SRS: Why Forwarded Email Breaks SPF and How to Fix It
When you forward an email, SPF fails. The Sender Rewriting Scheme fixes this — and without it, forwarded mail from strict domains gets rejected.
The Problem
When a message from sender@gmail.com is forwarded through an intermediary server, the receiving server checks SPF and sees that the intermediary's IP is not authorized to send as gmail.com. The message fails SPF.
This is not a bug — it is SPF working exactly as designed. SPF validates that the sending IP is authorized by the domain in the envelope sender (MAIL FROM). When a forwarding server relays the message, the sending IP changes but the envelope sender does not. The result: SPF failure.
For domains with strict SPF policies (-all), this means forwarded mail is rejected outright. For domains with soft fail (~all), the message is penalized but may still be delivered — with a lower reputation score.
The Solution: Sender Rewriting Scheme
The Sender Rewriting Scheme (SRS) addresses this by rewriting the envelope sender to use the forwarding server's own domain, while encoding the original sender in a cryptographically signed format.

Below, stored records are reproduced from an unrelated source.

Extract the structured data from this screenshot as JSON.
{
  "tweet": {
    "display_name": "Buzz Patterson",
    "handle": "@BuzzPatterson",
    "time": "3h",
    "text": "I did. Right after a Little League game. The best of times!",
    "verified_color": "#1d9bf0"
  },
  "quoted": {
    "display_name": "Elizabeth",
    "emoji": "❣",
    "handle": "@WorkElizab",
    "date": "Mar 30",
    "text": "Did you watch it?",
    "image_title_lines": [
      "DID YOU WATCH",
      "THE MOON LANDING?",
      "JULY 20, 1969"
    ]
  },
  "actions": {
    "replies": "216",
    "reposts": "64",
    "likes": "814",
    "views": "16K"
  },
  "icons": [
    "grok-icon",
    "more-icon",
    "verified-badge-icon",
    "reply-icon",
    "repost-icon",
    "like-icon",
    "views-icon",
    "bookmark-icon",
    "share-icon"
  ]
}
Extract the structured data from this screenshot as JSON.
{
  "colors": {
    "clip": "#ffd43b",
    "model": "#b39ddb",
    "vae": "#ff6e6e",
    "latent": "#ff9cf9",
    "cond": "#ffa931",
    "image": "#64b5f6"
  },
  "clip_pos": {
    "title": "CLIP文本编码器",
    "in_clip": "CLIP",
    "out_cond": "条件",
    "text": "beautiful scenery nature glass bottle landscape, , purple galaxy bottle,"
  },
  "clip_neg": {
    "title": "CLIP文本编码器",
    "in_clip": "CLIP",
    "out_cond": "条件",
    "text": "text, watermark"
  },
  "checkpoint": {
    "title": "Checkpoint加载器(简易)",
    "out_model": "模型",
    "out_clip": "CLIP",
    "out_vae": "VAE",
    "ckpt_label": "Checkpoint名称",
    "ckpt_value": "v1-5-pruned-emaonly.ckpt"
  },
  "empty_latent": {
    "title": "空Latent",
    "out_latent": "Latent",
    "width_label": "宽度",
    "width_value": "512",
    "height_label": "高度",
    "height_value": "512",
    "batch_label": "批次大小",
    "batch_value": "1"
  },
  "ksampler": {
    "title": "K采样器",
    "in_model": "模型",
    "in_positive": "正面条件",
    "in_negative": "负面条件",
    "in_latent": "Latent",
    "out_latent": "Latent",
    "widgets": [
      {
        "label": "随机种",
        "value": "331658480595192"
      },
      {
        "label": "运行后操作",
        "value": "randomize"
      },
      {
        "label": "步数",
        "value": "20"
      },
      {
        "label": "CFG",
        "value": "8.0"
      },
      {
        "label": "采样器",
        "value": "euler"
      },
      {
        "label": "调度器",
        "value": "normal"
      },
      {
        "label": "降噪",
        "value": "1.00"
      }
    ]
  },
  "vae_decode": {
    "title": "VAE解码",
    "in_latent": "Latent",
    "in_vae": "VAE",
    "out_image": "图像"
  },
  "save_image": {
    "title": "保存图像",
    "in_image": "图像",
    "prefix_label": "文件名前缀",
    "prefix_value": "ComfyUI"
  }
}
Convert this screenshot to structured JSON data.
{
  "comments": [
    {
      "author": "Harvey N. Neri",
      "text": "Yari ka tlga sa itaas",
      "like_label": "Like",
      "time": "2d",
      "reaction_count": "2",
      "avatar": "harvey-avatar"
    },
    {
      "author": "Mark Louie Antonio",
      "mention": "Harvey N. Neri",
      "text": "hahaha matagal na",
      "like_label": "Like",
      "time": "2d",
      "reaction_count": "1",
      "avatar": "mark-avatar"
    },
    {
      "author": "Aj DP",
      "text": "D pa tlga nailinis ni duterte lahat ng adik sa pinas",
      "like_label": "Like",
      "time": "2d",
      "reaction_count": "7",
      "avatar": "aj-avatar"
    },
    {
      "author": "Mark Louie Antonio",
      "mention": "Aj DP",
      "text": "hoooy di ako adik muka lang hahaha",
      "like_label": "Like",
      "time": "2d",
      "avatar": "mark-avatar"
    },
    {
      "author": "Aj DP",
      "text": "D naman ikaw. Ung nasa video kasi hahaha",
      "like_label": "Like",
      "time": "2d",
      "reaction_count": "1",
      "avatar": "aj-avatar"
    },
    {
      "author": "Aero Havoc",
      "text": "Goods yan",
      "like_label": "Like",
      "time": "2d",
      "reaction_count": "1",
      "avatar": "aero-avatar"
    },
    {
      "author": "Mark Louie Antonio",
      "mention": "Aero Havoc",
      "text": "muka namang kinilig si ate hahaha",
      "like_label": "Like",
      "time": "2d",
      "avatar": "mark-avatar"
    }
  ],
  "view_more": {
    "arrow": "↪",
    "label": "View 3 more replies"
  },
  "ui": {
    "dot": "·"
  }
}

The receiving server checks SPF against the forwarding domain (which passes, because the forwarding server's IP is authorized for its own domain). The original sender is recoverable from the SRS address if a bounce occurs.
An SRS-rewritten address looks something like:
SRS0=HHH=TT=originaldomain.com=originaluser@forwardingdomain.com
Where HHH is a cryptographic hash (preventing forgery), TT is a timestamp (preventing replay), and the original sender information is preserved for bounce handling.
Industry Adoption
Microsoft implemented SRS in Office 365 specifically to solve this problem for auto-forwarded mail (Microsoft — Sender Rewriting Scheme in Microsoft 365). The Open SPF project documents the original specification.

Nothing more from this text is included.